Б.Н. Красильников пишет, что: «Сталин особенно опасался руководителей советской тайной милиции. Он говорил, что Ежов, сменивший Ягоду, прослушивает его телефонные разговоры и собирает на него досье. В последние годы, как единодушно считали Хрущев, Микоян, Молотов и другие, он очень опасался Берии, который якобы тоже собирал материалы, и, как недавно установили в результате реконструкции кремлевского кабинета Сталина, спецслужбы действительно прослушивали вождя. Так что это могли быть вполне реальные опасения.
Все-таки выраженной душевной болезни у Сталина не было. Но у него был «букет» из физиологических и невротических заболеваний.
Сталина по нескольку раз в году изводили инфекционные болезни. После вскрытия обнаружилось, что у него были еще и спайки в области кишечника. Они тоже могли давать ощущения внутреннего напряжения и постоянного дискомфорта. Болезни подстегивали подозрительность. Подозрительность обостряла приступы неврастении. Все чаще преследовали мысли о возможных покушениях и смерти. Он опасался за свою жизнь. И этот страх приводил его в невероятную, сверхчеловеческую жестокость»[103].
Война еще сильнее обострила все проблемы. К ним добавились невралгические боли не только в области левой руки, но и в левой части нижней челюсти, и опять грипп с простудами и кашлем, ангины. Особенно тяжелыми были для него послевоенные 1946–1947 годы. У Сталина несколько раз начинались катастрофические расстройства желудка с позывами по 14–20 раз за день при очень высокой температуре. На этот раз был назван еще один диагноз — хроническая дизентерия. А к уже имевшимся болезням прибавился хронический гепатит (опять инфекционное заболевание(І), атеросклероз, миодистрофия сердца).
Расстройства давно стали привычными, а явных признаков отравления врачи не находили. Сталин упорно подозревал окружающих, виновных в плачевном состоянии своего здоровья. Круг лиц, допущенных к нему, был крайне ограничен, а вся обслуга и охрана находилась под особым контролем.
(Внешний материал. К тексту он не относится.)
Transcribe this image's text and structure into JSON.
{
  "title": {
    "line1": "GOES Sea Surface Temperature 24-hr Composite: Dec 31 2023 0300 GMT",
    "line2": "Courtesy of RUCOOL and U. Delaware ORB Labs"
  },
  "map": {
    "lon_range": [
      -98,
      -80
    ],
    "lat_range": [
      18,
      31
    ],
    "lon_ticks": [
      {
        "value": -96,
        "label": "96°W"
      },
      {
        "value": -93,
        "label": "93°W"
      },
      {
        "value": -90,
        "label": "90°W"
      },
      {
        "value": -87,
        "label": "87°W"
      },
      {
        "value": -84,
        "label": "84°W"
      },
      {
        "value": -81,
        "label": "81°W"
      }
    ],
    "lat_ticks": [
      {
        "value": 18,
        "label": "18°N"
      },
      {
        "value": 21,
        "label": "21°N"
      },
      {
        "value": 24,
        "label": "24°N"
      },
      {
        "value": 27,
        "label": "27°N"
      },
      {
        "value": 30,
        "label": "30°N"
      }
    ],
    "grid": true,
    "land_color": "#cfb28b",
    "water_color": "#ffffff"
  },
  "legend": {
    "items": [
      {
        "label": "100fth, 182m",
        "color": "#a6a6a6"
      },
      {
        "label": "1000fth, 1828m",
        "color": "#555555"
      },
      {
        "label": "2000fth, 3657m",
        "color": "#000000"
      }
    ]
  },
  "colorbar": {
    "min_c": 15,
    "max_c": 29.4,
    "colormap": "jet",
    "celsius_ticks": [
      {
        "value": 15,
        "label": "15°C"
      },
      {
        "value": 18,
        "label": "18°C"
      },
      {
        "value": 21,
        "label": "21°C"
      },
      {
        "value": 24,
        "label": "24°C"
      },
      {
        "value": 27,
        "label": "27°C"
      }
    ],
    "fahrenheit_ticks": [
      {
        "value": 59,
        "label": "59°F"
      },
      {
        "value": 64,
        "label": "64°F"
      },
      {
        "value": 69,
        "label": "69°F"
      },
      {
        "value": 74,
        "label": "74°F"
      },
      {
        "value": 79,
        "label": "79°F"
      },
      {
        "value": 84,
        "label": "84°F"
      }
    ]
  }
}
Он не переставал подозревать и некоторых своих ближайших соратников, например, Микояна и Молотова.
После XIX съезда Молотов и Микоян не были допущены в новый высший партийный орган — Бюро Президиума ЦК. Незадолго до смерти Сталин перестал их приглашать на свои ночные посиделки, намекая, что они «американские шпионы». Понятно, что эти подозрения Сталина были явным плодом его болезненной подозрительности, но и дыма без огня не бывает. Как уже было показано, Молотову приходилось страдать за грехи своей жены Полины Жемчужины, а Анастас Иванович Микоян, несмотря на внешние проявления своей беспредельной преданности вождю, всю свою сознательную жизнь смертельно ненавидел Сталина.
Энвер Ходжа в свое время недвусмысленно заявил, что А. Микоян признавался ему о своем участии в разработке плана покушения на Сталина: «…сам Микоян признался мне и Мехмету Шеху, что они с Хрущевым планировали совершить покушение на Сталина.
Микоян вел разговор таким образом, чтобы создать у нас впечатление, будто они сами стояли на принципиальных, ленинских позициях и боролись с отклонениями китайского руководства. Микоян, в частности, привел в качестве доводов ряд китайских тезисов, которые, действительно, и на наш взгляд, не были правильными с точки зрения марксистско-ленинской идеологии. Так, Микоян упомянул плюралистическую теорию «ста цветов», вопрос о культе Мао, «большой скачок» и т. д. И у нас, конечно, насчет этого были свои оговорки в той степени, в какой нам были известны к тому времени конкретная деятельность и практика Коммунистической партии Китая.
— У нас марксизм-ленинизм, и никакая другая теория нам не нужна, — сказал я Микояну, — а что касается концепции «ста цветов», то мы ее никогда не принимали и не упоминали.